И тот же свет преображения горел теперь в их сердцах. Он жил своей жизнью, как прежде, она — своей, в остальном мире как будто ничто не изменилось. Но для них двоих осталось теперь это вечное чудо преображения.
Он не стал знать ее лучше, точнее, и все-таки теперь он узнал ее всю. Польша, муж, война — все это для него было по-прежнему за семью печатями. Он не понимал характера этой иностранки — полупольки-полунемки. Но он ее знал, знал ее суть, знал не понимая. То, что она говорила, рассказывала, для него оставалось непонятной фигурой речи. Но саму ее, всю как есть, он знал — сильная, ясная, она была ему близка, он приветствовал ее и был с нею. Что такое память, в конце концов, как не реестр тех или иных возможностей, так и не воплотившихся? Что значил для нее Павел Ленский, разве не являлся он невоплощенной возможностью, в то время как он, Брэнгуэн, стал реальностью и воплотился? Разве важно, что родителями Анны Ленской стали Лидия и Павел? Единый Господь был ей отцом и матерью… Он проявился в этой супружеской паре, хоть и неведомо для них.

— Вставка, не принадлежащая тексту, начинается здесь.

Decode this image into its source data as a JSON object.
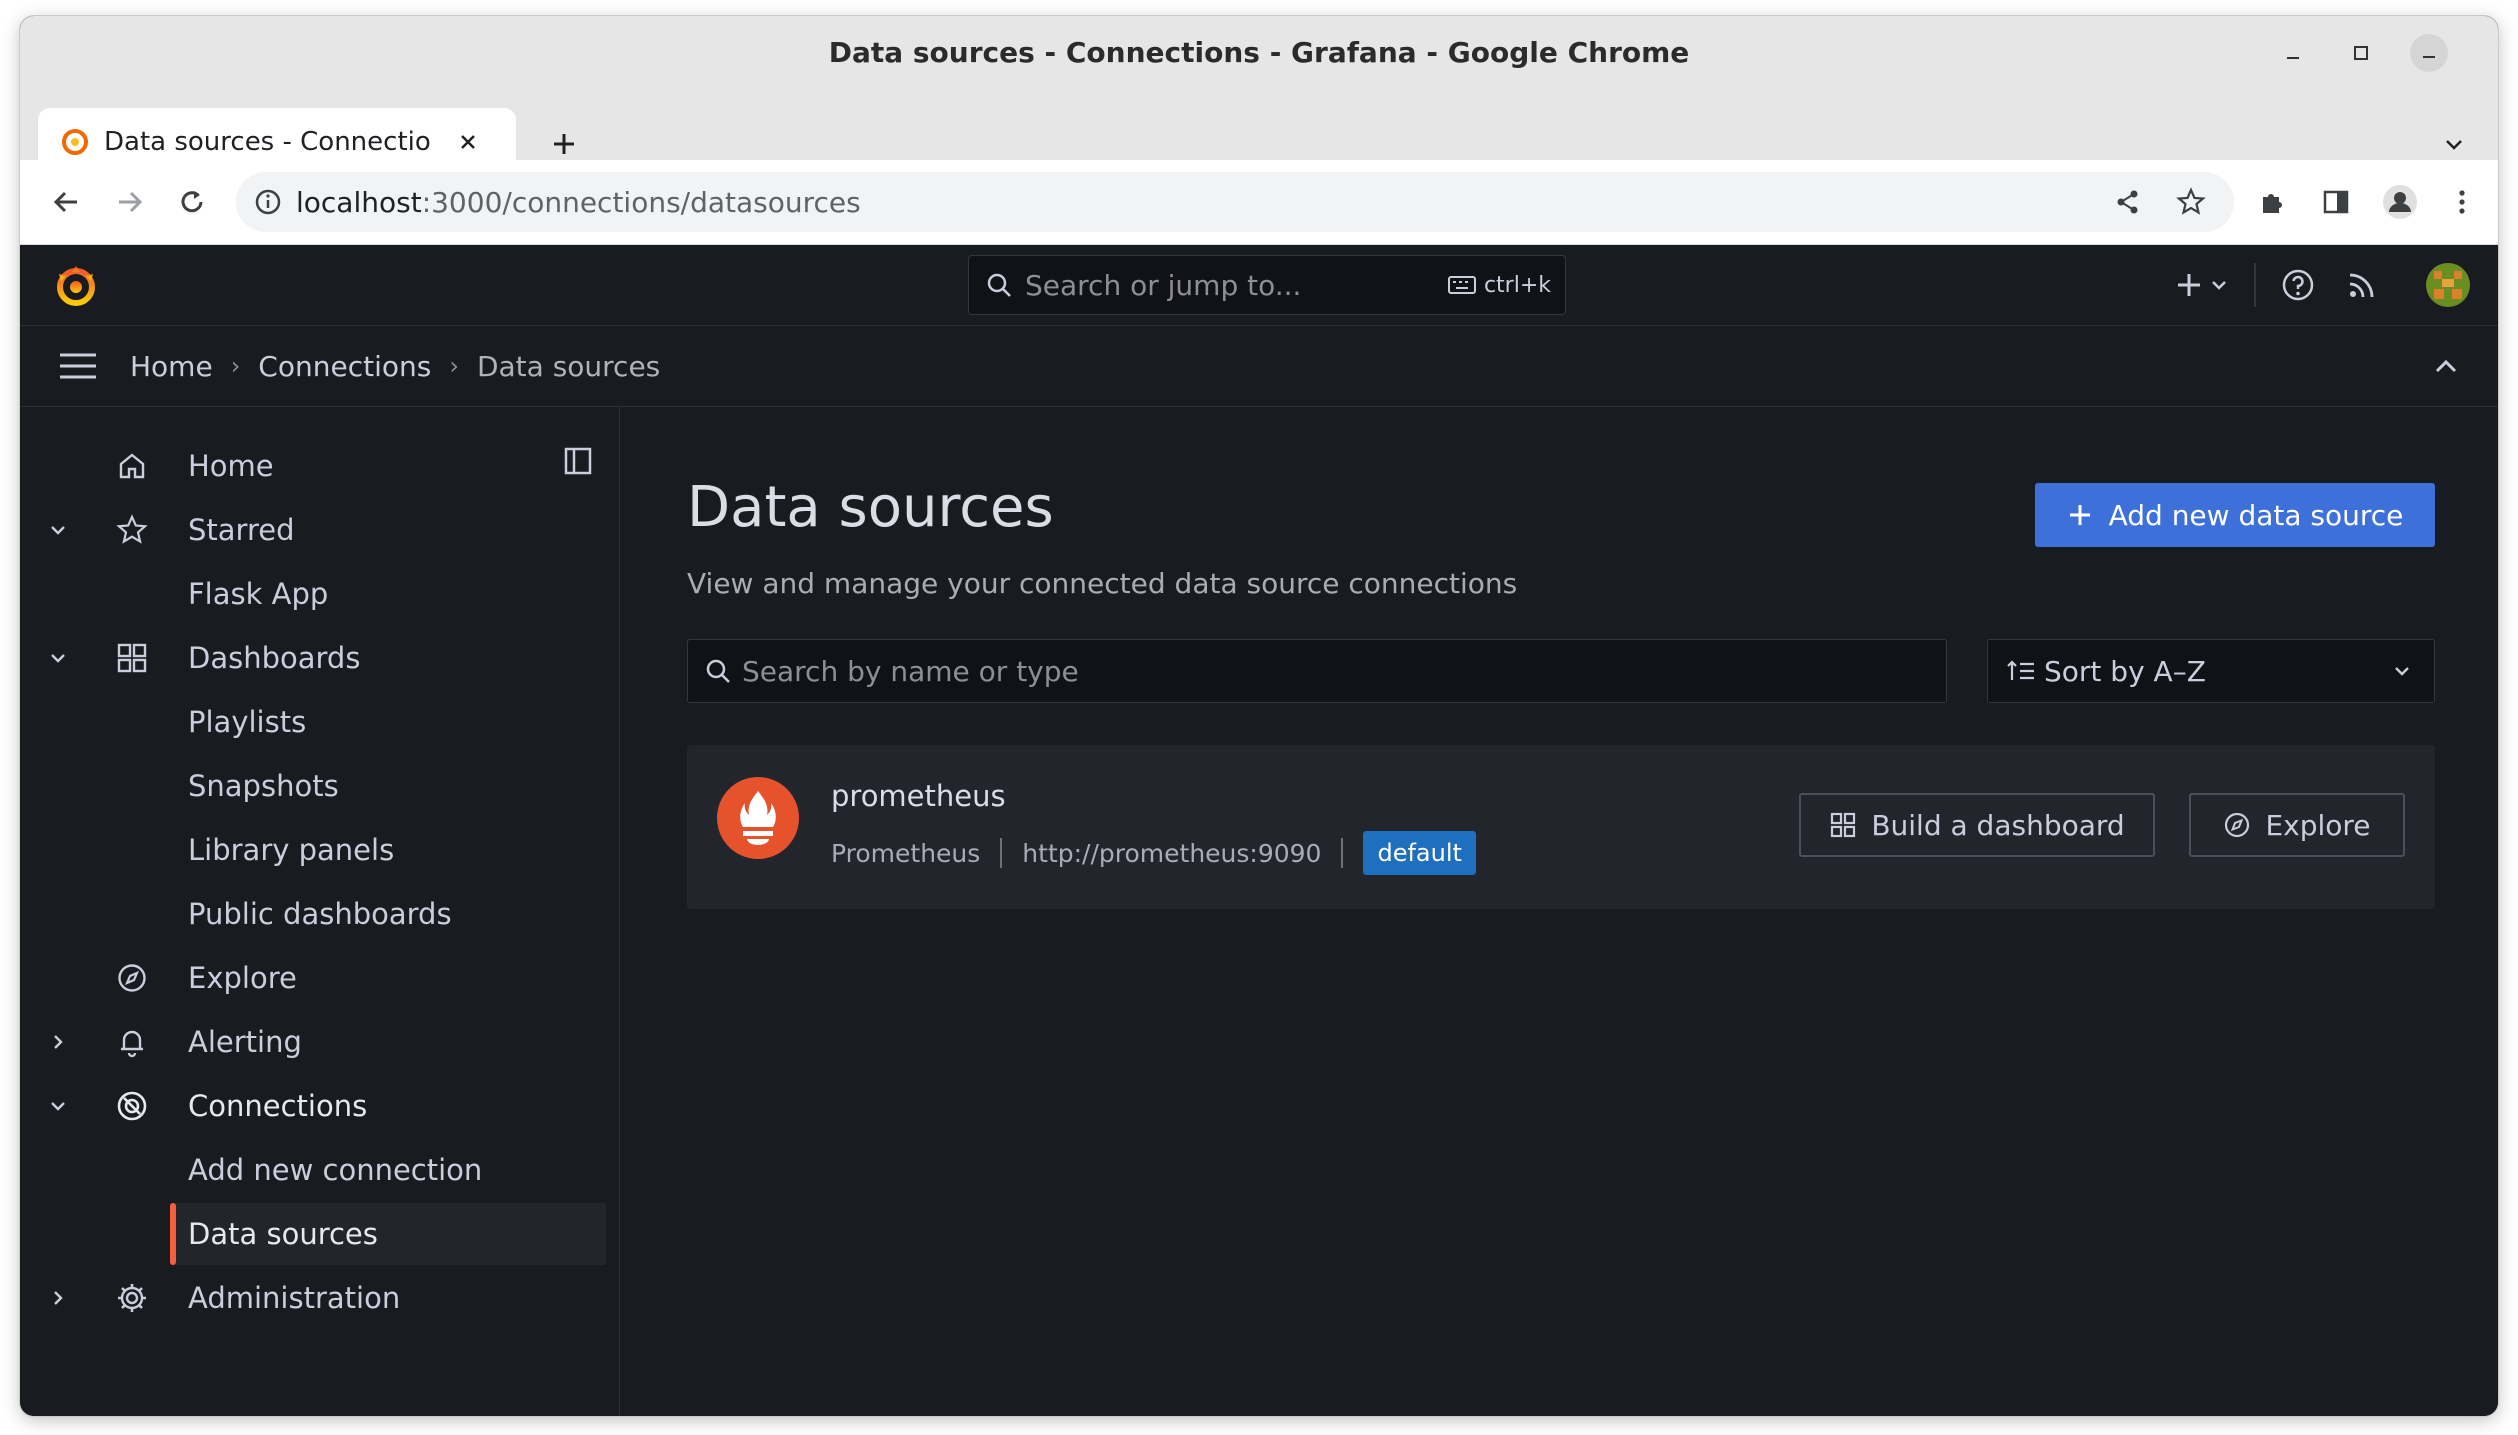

А теперь Он говорил с Брэнгуэном и Лидией Брэнгуэн, когда они были вместе. Когда они наконец взялись за руки, дом их стал прочен и стал приютом Божьим. И они возрадовались.
Дни катились по-прежнему. Брэнгуэн уходил на работу, жена его нянчила младенца и, как могла, помогала на ферме. Они не думали друг о друге, о чем тут думать? Но стоило ей коснуться его, и мгновенно приходило знание: она с ним, она рядом, она преддверье и выход, и хоть она витала над ним и вне его, с нею вместе он когда-нибудь достигнет этого «вне». Где оно? Какая разница? Теперь он всегда откликался. Когда она звала его, он отвечал, как и она отвечала на его зов — раньше или позже.